Задуло и вторую. Стало заметно, что ветер усилился и снег пошел хлопьями. Они падали на спины лошадей, забивались по углам капора, щекотали лицо доктору, шуршали на пенсне.
Он закурил, вглядываясь вперед:
– А сколько верст до Долгого?
– Верст сямнадцать.
Доктор вспомнил, что станционный смотритель называл другую цифру – пятнадцать.
– По такой погоде часа за два доедем? – спросил Платон Ильич.
– Да кто ж его знает? – усмехнулся Перхуша, надвигая шапку от снега совсем на глаза.
– Дорога-то ровная.
– Тут дорога справная, – кивнул Перхуша.
Дорога шла по полю с кустами, ее было видно и без редких вешек, торчащих из снега. Поле сменилось редколесьем, вешки кончились, но зато справа в дорогу влился санный след, что сразу обозначило дальнейший путь и приободрило доктора: кто-то проехал по их пути совсем недавно.
Самокат ехал по санному следу, Перхуша легко правил, доктор курил.

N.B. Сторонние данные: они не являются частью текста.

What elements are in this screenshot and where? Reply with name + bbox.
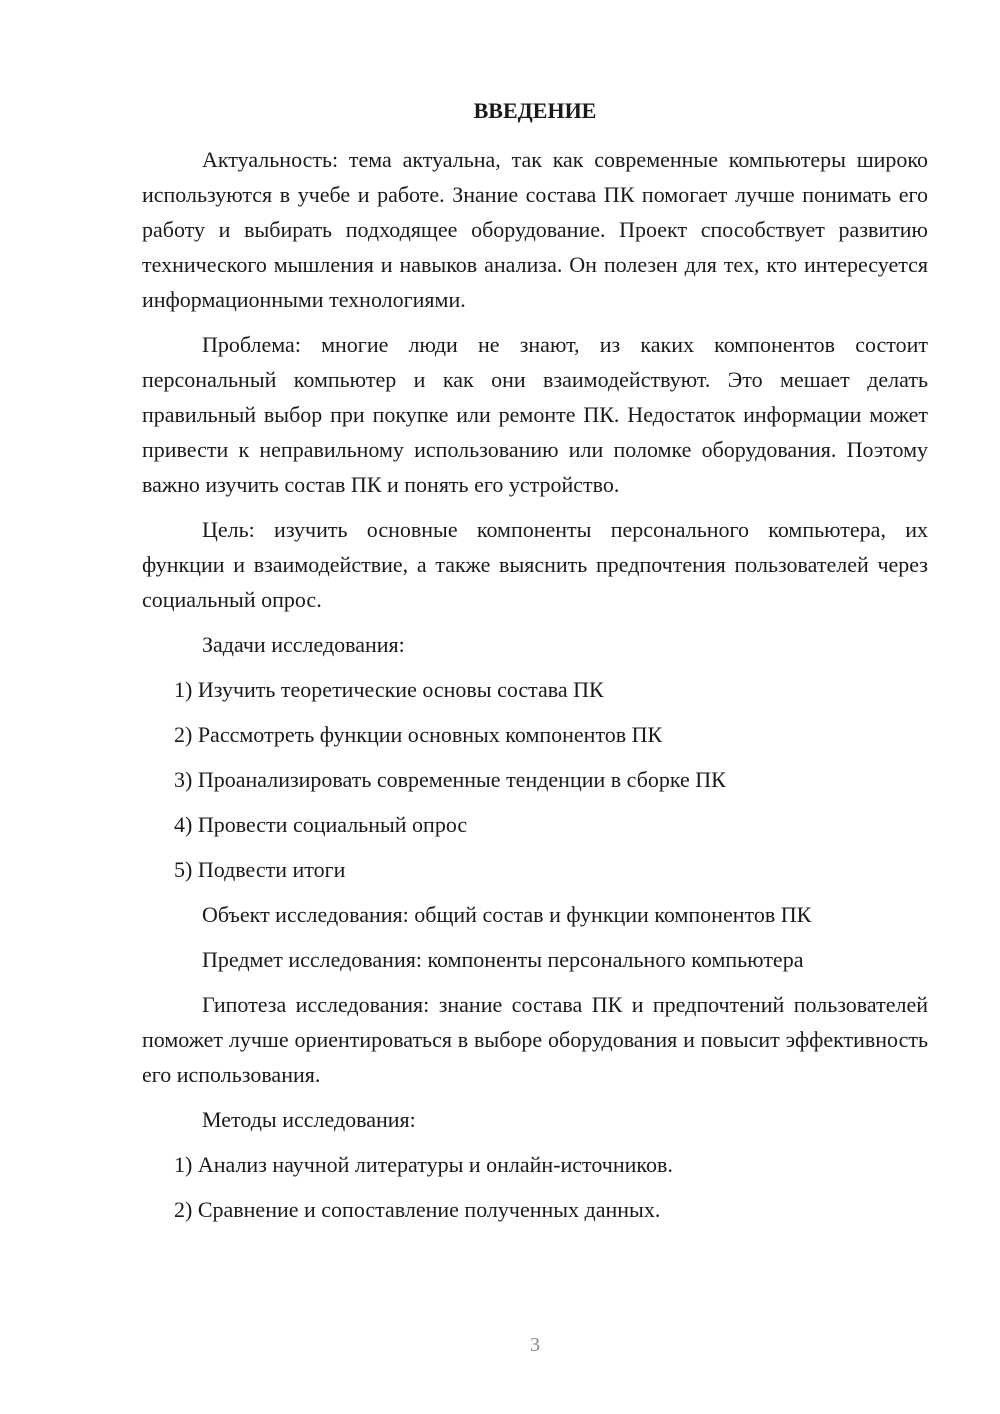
task-item: 5) Подвести итоги [174,857,346,882]
object-paragraph: Объект исследования: общий состав и функции компонентов ПК [202,902,812,927]
task-item: 1) Изучить теоретические основы состава ПК [174,677,604,702]
method-item: 2) Сравнение и сопоставление полученных данных. [174,1197,661,1222]
methods-list [142,1147,928,1227]
task-item: 4) Провести социальный опрос [174,812,468,837]
document-body [142,142,928,1237]
goal-paragraph: Цель: изучить основные компоненты персонального компьютера, их функции и взаимодействие, а также выяснить предпочтения пользователей через социальный опрос. [142,517,928,612]
problem-paragraph: Проблема: многие люди не знают, из каких компонентов состоит персональный компьютер и как они взаимодействуют. Это мешает делать правильный выбор при покупке или ремонте ПК. Недостаток информации может привести к неправильному использованию или поломке оборудования. Поэтому важно изучить состав ПК и понять его устройство. [142,332,928,497]
hypothesis-paragraph: Гипотеза исследования: знание состава ПК и предпочтений пользователей поможет лучше ориентироваться в выборе оборудования и повысит эффективность его использования. [142,992,928,1087]
task-item: 2) Рассмотреть функции основных компонентов ПК [174,722,663,747]
tasks-list [142,672,928,887]
methods-label: Методы исследования: [202,1107,416,1132]
tasks-label: Задачи исследования: [202,632,405,657]
page-title: ВВЕДЕНИЕ [473,98,597,123]
task-item: 3) Проанализировать современные тенденции в сборке ПК [174,767,726,792]
method-item: 1) Анализ научной литературы и онлайн-источников. [174,1152,673,1177]
page-number: 3 [530,1334,540,1356]
subject-paragraph: Предмет исследования: компоненты персонального компьютера [202,947,804,972]
relevance-paragraph: Актуальность: тема актуальна, так как современные компьютеры широко используются в учебе и работе. Знание состава ПК помогает лучше понимать его работу и выбирать подходящее оборудование. Проект способствует развитию технического мышления и навыков анализа. Он полезен для тех, кто интересуется информационными технологиями. [142,147,928,312]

Вскоре лес подрос и сгустился, дорога пошла низом, самокат въехал в березник, и Перхуша потянул на себя вожжи:
– Пр-р-р-р!
Лошади встали.
Перхуша слез, завозился сзади под капором.
– Что такое? – спросил доктор.
– Лошадок накрою, – объяснил возница, выпрастывая свернутую рогожу.
– Правильно, – согласился доктор, щурясь на пургу. – Снег пошел.
– Снег пошел.
Перхуша накрыл капор брезентовой рогожей, пристегнул по углам. Сел, чмокнул губами:
– Н-но!
Лошади тронули.
«В лесу ехать спокойней – тут одна дорога, видная, никуда не денешься…» – думал доктор, смахивая снег с воротника.
– Давно ты решил малыми лошадками заняться? – спросил он Перхушу.
– Года четыре тому.
– А чего?
– Брательник у меня в Хопрове помер, Гриша, у него двадцать четыре конька осталось. А жена, знамо дело, ими заниматься не пожалала. Говорит: продавать буду. Тут меня ангел Божий сподобил спросить: а почем? По три целковых за штуку. А у меня тогда шестьдесят рублев было. Я говорю: давай куплю у тебя за шестьдесят. И сторговались. Взял их в лукошко да и понес к себе в Долбешино. А тут как раз и подвезло: хлебовоз наш, Порфирий, в город подался с сыном. Я у него и самокат прикупил недорого и еще лошадок поменял на радио. И стал заместо него хлеб возить. Тридцать целковых. На то и живем.